Fairuz começou sua carreira nos anos 1940, quando era adolescente. O Líbano, assim como seus vizinhos, penava para construir sua identidade depois do colapso do Império Otomano e da ocupação francesa, que só terminou oficialmente em 1945.

Nos anos 1950, a cantora se consolidou no Líbano e em toda a região de fala árabe com uma voz de potências e nuances. Em 1957, apresentou-se no lendário festival de Baalbeck, no leste do país, em meio a ruínas romanas. Já era àquela altura indispensável.

Tamanha era sua fama, inclusive entre a diáspora libanesa, que Fairuz se apresentou no Rio em 1961. É atribuído a essa diva o milagre de ter feito chover durante uma seca com sua canção "Shatti ya Dini" (Chova, ó mundo).

A carreira de Fairuz já estava consolidada quando, em 1975, começou a guerra civil libanesa. Sua decisão de não deixar o país, ao contrário de tantos outros artistas, deu a ela uma aura quase mística, a de uma mãe que jamais abandona a prole.
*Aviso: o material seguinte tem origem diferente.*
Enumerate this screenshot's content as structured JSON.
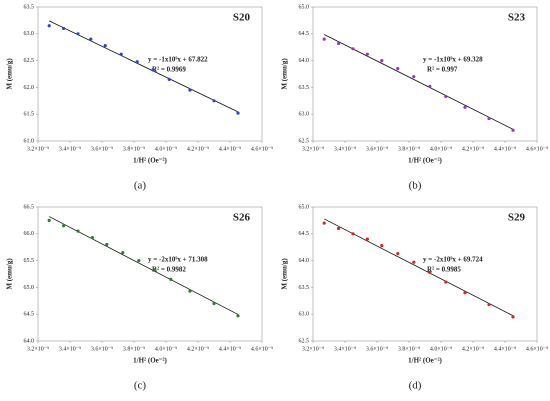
{
  "chart_data": [
    {
      "type": "scatter",
      "title": "S20",
      "panel": "(a)",
      "xlabel": "1/H² (Oe⁻²)",
      "ylabel": "M (emu/g)",
      "equation": "y = -1x10⁹x + 67.822",
      "r2": "R² = 0.9969",
      "color": "#3344cc",
      "x": [
        3.27e-09,
        3.36e-09,
        3.45e-09,
        3.53e-09,
        3.62e-09,
        3.72e-09,
        3.82e-09,
        3.92e-09,
        4.02e-09,
        4.15e-09,
        4.3e-09,
        4.45e-09
      ],
      "values": [
        63.15,
        63.1,
        63.0,
        62.9,
        62.78,
        62.62,
        62.48,
        62.33,
        62.15,
        61.95,
        61.75,
        61.52
      ],
      "xlim": [
        3.2e-09,
        4.6e-09
      ],
      "ylim": [
        61.0,
        63.5
      ],
      "xticks": [
        {
          "value": 3.2e-09,
          "label": "3.2×10⁻⁹"
        },
        {
          "value": 3.4e-09,
          "label": "3.4×10⁻⁹"
        },
        {
          "value": 3.6e-09,
          "label": "3.6×10⁻⁹"
        },
        {
          "value": 3.8e-09,
          "label": "3.8×10⁻⁹"
        },
        {
          "value": 4e-09,
          "label": "4.0×10⁻⁹"
        },
        {
          "value": 4.2e-09,
          "label": "4.2×10⁻⁹"
        },
        {
          "value": 4.4e-09,
          "label": "4.4×10⁻⁹"
        },
        {
          "value": 4.6e-09,
          "label": "4.6×10⁻⁹"
        }
      ],
      "yticks": [
        {
          "value": 61,
          "label": "61.0"
        },
        61.5,
        {
          "value": 62,
          "label": "62.0"
        },
        62.5,
        {
          "value": 63,
          "label": "63.0"
        },
        63.5
      ]
    },
    {
      "type": "scatter",
      "title": "S23",
      "panel": "(b)",
      "xlabel": "1/H² (Oe⁻²)",
      "ylabel": "M (emu/g)",
      "equation": "y = -1x10⁹x + 69.328",
      "r2": "R² = 0.997",
      "color": "#9933cc",
      "x": [
        3.27e-09,
        3.36e-09,
        3.45e-09,
        3.54e-09,
        3.63e-09,
        3.73e-09,
        3.83e-09,
        3.93e-09,
        4.03e-09,
        4.15e-09,
        4.3e-09,
        4.45e-09
      ],
      "values": [
        64.4,
        64.32,
        64.22,
        64.12,
        64.0,
        63.85,
        63.7,
        63.52,
        63.33,
        63.13,
        62.92,
        62.7
      ],
      "xlim": [
        3.2e-09,
        4.6e-09
      ],
      "ylim": [
        62.5,
        65.0
      ],
      "xticks": [
        {
          "value": 3.2e-09,
          "label": "3.2×10⁻⁹"
        },
        {
          "value": 3.4e-09,
          "label": "3.4×10⁻⁹"
        },
        {
          "value": 3.6e-09,
          "label": "3.6×10⁻⁹"
        },
        {
          "value": 3.8e-09,
          "label": "3.8×10⁻⁹"
        },
        {
          "value": 4e-09,
          "label": "4.0×10⁻⁹"
        },
        {
          "value": 4.2e-09,
          "label": "4.2×10⁻⁹"
        },
        {
          "value": 4.4e-09,
          "label": "4.4×10⁻⁹"
        },
        {
          "value": 4.6e-09,
          "label": "4.6×10⁻⁹"
        }
      ],
      "yticks": [
        62.5,
        {
          "value": 63,
          "label": "63.0"
        },
        63.5,
        {
          "value": 64,
          "label": "64.0"
        },
        64.5,
        {
          "value": 65,
          "label": "65.0"
        }
      ]
    },
    {
      "type": "scatter",
      "title": "S26",
      "panel": "(c)",
      "xlabel": "1/H² (Oe⁻²)",
      "ylabel": "M (emu/g)",
      "equation": "y = -2x10⁹x + 71.308",
      "r2": "R² = 0.9982",
      "color": "#2e7d32",
      "x": [
        3.27e-09,
        3.36e-09,
        3.45e-09,
        3.54e-09,
        3.63e-09,
        3.73e-09,
        3.83e-09,
        3.93e-09,
        4.03e-09,
        4.15e-09,
        4.3e-09,
        4.45e-09
      ],
      "values": [
        66.25,
        66.15,
        66.05,
        65.93,
        65.8,
        65.65,
        65.5,
        65.33,
        65.15,
        64.93,
        64.7,
        64.47
      ],
      "xlim": [
        3.2e-09,
        4.6e-09
      ],
      "ylim": [
        64.0,
        66.5
      ],
      "xticks": [
        {
          "value": 3.2e-09,
          "label": "3.2×10⁻⁹"
        },
        {
          "value": 3.4e-09,
          "label": "3.4×10⁻⁹"
        },
        {
          "value": 3.6e-09,
          "label": "3.6×10⁻⁹"
        },
        {
          "value": 3.8e-09,
          "label": "3.8×10⁻⁹"
        },
        {
          "value": 4e-09,
          "label": "4.0×10⁻⁹"
        },
        {
          "value": 4.2e-09,
          "label": "4.2×10⁻⁹"
        },
        {
          "value": 4.4e-09,
          "label": "4.4×10⁻⁹"
        },
        {
          "value": 4.6e-09,
          "label": "4.6×10⁻⁹"
        }
      ],
      "yticks": [
        {
          "value": 64,
          "label": "64.0"
        },
        64.5,
        {
          "value": 65,
          "label": "65.0"
        },
        65.5,
        {
          "value": 66,
          "label": "66.0"
        },
        66.5
      ]
    },
    {
      "type": "scatter",
      "title": "S29",
      "panel": "(d)",
      "xlabel": "1/H² (Oe⁻²)",
      "ylabel": "M (emu/g)",
      "equation": "y = -2x10⁹x + 69.724",
      "r2": "R² = 0.9985",
      "color": "#dd2222",
      "x": [
        3.27e-09,
        3.36e-09,
        3.45e-09,
        3.54e-09,
        3.63e-09,
        3.73e-09,
        3.83e-09,
        3.93e-09,
        4.03e-09,
        4.15e-09,
        4.3e-09,
        4.45e-09
      ],
      "values": [
        64.7,
        64.6,
        64.5,
        64.4,
        64.28,
        64.13,
        63.97,
        63.78,
        63.6,
        63.4,
        63.18,
        62.95
      ],
      "xlim": [
        3.2e-09,
        4.6e-09
      ],
      "ylim": [
        62.5,
        65.0
      ],
      "xticks": [
        {
          "value": 3.2e-09,
          "label": "3.2×10⁻⁹"
        },
        {
          "value": 3.4e-09,
          "label": "3.4×10⁻⁹"
        },
        {
          "value": 3.6e-09,
          "label": "3.6×10⁻⁹"
        },
        {
          "value": 3.8e-09,
          "label": "3.8×10⁻⁹"
        },
        {
          "value": 4e-09,
          "label": "4.0×10⁻⁹"
        },
        {
          "value": 4.2e-09,
          "label": "4.2×10⁻⁹"
        },
        {
          "value": 4.4e-09,
          "label": "4.4×10⁻⁹"
        },
        {
          "value": 4.6e-09,
          "label": "4.6×10⁻⁹"
        }
      ],
      "yticks": [
        62.5,
        {
          "value": 63,
          "label": "63.0"
        },
        63.5,
        {
          "value": 64,
          "label": "64.0"
        },
        64.5,
        {
          "value": 65,
          "label": "65.0"
        }
      ]
    }
  ]
}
A resolução de não abandonar o Líbano nem durante os 15 anos de conflito pode ser uma das chaves para entender como Fairuz -outra vez, ao contrário de tantos de seus colegas- teve a coragem de dizer "não" ao voluntarioso príncipe-herdeiro.
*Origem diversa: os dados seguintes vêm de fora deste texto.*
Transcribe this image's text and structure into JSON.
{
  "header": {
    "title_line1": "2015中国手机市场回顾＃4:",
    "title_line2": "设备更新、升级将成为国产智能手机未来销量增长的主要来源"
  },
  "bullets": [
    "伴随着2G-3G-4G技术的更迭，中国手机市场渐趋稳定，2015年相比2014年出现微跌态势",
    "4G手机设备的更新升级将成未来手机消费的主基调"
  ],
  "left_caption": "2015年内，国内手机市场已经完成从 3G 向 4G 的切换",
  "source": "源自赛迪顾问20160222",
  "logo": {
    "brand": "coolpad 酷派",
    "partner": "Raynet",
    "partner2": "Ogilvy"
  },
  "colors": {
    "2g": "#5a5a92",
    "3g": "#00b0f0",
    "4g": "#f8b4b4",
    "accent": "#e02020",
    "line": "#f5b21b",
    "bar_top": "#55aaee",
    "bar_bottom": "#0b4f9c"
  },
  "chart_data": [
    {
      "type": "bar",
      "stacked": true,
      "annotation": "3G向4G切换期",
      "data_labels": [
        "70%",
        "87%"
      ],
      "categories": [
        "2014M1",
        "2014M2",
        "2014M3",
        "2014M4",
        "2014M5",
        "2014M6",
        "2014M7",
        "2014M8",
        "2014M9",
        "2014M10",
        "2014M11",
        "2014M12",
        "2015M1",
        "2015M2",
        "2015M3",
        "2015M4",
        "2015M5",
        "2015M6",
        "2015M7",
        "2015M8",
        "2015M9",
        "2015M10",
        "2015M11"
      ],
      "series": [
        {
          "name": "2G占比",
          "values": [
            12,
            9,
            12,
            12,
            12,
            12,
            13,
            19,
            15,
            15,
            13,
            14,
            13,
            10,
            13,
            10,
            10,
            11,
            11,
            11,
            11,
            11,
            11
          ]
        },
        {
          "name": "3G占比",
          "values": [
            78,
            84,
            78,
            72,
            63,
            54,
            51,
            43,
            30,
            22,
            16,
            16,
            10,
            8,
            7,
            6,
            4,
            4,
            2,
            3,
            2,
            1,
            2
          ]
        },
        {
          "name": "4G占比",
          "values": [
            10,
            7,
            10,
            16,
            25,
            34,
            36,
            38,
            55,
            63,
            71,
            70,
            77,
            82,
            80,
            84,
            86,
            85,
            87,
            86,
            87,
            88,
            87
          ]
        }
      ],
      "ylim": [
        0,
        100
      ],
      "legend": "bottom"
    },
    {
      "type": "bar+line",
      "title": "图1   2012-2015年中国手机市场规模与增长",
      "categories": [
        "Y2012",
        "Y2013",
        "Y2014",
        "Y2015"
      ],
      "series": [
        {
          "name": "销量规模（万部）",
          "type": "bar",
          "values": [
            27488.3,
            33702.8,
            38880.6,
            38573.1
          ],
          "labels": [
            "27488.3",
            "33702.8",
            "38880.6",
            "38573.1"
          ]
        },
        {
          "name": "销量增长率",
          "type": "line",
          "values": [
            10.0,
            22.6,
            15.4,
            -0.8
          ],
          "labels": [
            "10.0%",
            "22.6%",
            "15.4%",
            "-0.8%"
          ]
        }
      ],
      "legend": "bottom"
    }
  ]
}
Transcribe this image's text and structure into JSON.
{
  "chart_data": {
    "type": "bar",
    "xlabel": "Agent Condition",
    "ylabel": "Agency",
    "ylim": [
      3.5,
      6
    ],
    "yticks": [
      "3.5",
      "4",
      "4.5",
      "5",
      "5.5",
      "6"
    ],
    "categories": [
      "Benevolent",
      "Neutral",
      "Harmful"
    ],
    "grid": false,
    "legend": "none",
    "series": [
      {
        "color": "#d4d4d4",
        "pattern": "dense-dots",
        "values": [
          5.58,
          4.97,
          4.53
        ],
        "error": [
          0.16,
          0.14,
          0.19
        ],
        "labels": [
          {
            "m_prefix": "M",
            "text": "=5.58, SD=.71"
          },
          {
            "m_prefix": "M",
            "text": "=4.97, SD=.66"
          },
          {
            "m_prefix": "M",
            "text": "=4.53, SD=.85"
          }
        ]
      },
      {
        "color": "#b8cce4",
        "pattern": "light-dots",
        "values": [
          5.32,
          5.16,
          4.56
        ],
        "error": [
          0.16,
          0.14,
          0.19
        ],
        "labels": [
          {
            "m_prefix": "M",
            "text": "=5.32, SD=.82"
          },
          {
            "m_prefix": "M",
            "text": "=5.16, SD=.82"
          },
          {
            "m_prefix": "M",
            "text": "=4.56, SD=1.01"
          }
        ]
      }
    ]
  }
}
Mohammad bin Salman, conhecido pelas iniciais MBS, é acusado de diversas graves violações aos direitos humanos na Arábia Saudita, um país que cerceia a liberdade de suas mulheres e reprime de modo violento qualquer protesto popular.
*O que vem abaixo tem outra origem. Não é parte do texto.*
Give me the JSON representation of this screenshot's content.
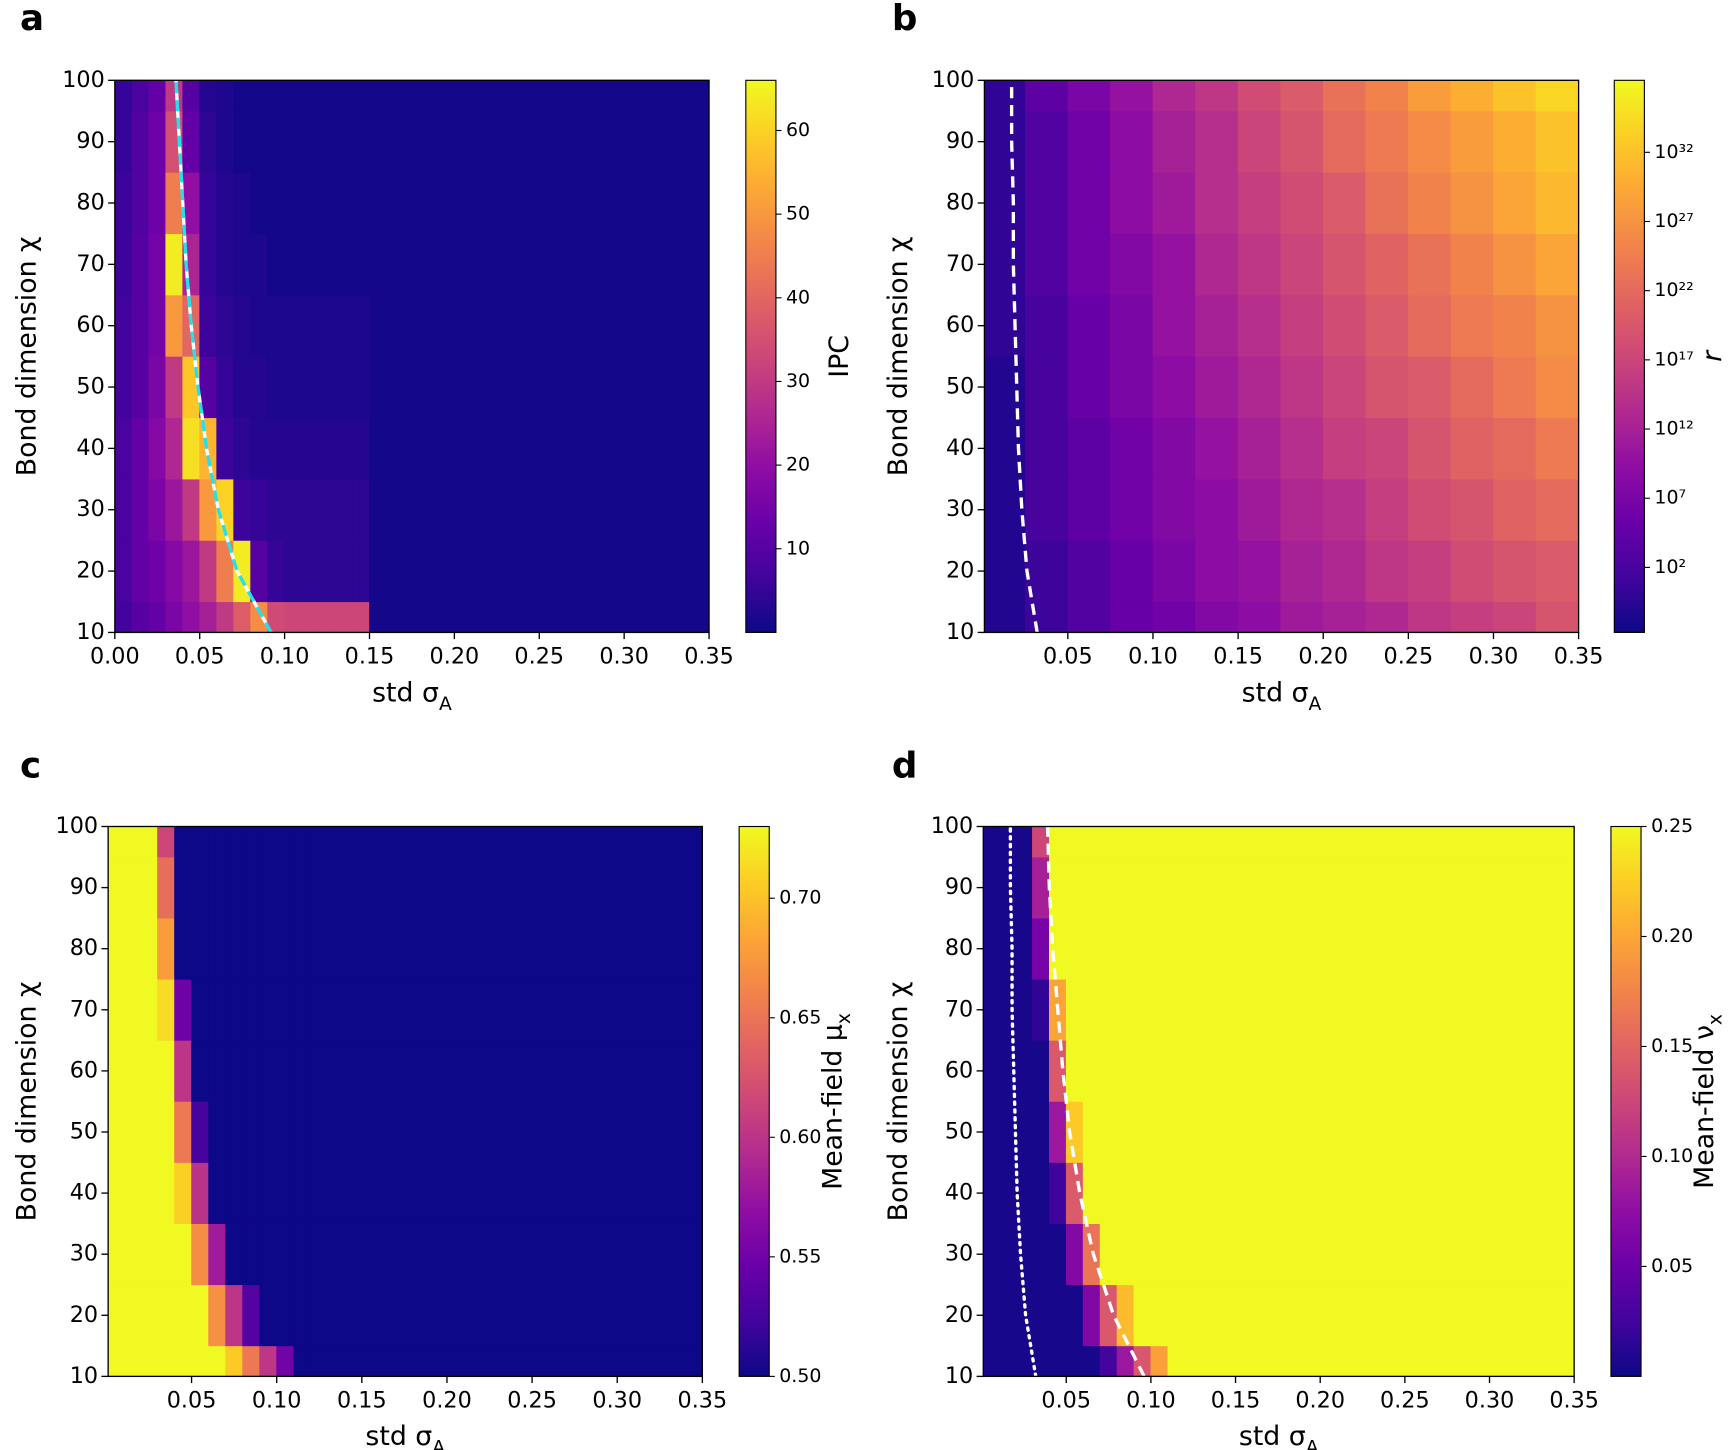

Especialistas acreditam, em especial, que MBS esteve envolvido na morte do jornalista saudita Jamal Khashoggi, que desapareceu em 2018 durante uma visita ao consulado do país em Istambul. Segundo as investigações, Khashoggi foi sequestrado e desmembrado. Ele era um crítico do príncipe, que nega participação no incidente e acusa seus detratores de politizar a morte do jornalista.

Um dos apelidos de Fairuz em árabe é "al-samita al-kabira". Ou seja, "a eterna calada". Não costuma falar em público, razão pela qual é inclusive criticada. Não surpreende, pois, que ela não tenha comentado sua recusa em cantar na Arábia Saudita.

Mas no começo do mês o professor libanês-americano As'ad AbuKhalil comentou o episódio nas redes sociais. Uma filha de Fairuz confirmou que a cantora tinha decidido não se apresentar no país do príncipe-herdeiro MBS.

A história foi debatida nas últimas semanas na imprensa de língua árabe. Segundo o site Raseef 22, a recusa de Fairuz está relacionada a seu desgosto com as violações sauditas aos direitos humanos e também às políticas externas desse país.

Em 2017, de passagem pela Arábia Saudita, o premiê libanês Saad Hariri subitamente renunciou ao cargo. Acredita-se que o regime saudita tenha sequestrado e pressionado Hariri para que deixasse o governo, em uma tentativa bizarra -e desastrada- de influenciar a política do país.

Como lembra o jornal israelense "Haaretz", um dos primeiros a trazer a negativa da cantora libanesa à imprensa internacional, Fairuz não foi a primeira a dizer "não" a MBS. Em 2019, a rapper americana Nicki Minaj cancelou seu show depois da pressão de ativistas.

A decisão não é fácil, e tantos outros artistas internacionais têm aceitado os convites para participar das tentativas sauditas de "music washing"- lavagem com música, em inglês, no sentido de limpar a imagem usando concertos. Os americanos Mariah Carey e Justin Bieber estão entre os que se apresentaram ali.

À ocasião da apresentação de Justin Bieber, em 2021, a viúva do jornalista Khashoggi escreveu um artigo no Washington Post pedindo que artistas deixassem de colaborar com o governo de MBS. "Esta é uma oportunidade única para vocês enviarem uma mensagem ao mundo de que seu nome e talento não será usado para restaurar a reputação de um regime que mata seus críticos", ela afirmou.

Bieber se apresentou mesmo assim. Mais recentemente, o craque português Cristiano Ronaldo aceitou o convite para jogar no time saudita Al-Nassr.

Na avaliação do "Haaretz", acertada, a recusa de Fairuz rompeu anos de silêncio no mundo árabe em relação aos abusos do regime de MBS. Uma rachadura na parede, uma bolha estourada.

Segundo o jornal, "nem todo artista é capaz de dizer não ao príncipe [...], mas Fairuz provou que há aqueles que conseguem usar o poder e influência de sua celebridade para se distanciar do regime --mesmo quando outros deixam o palco em Riad com seus bolsos repletos de dólares".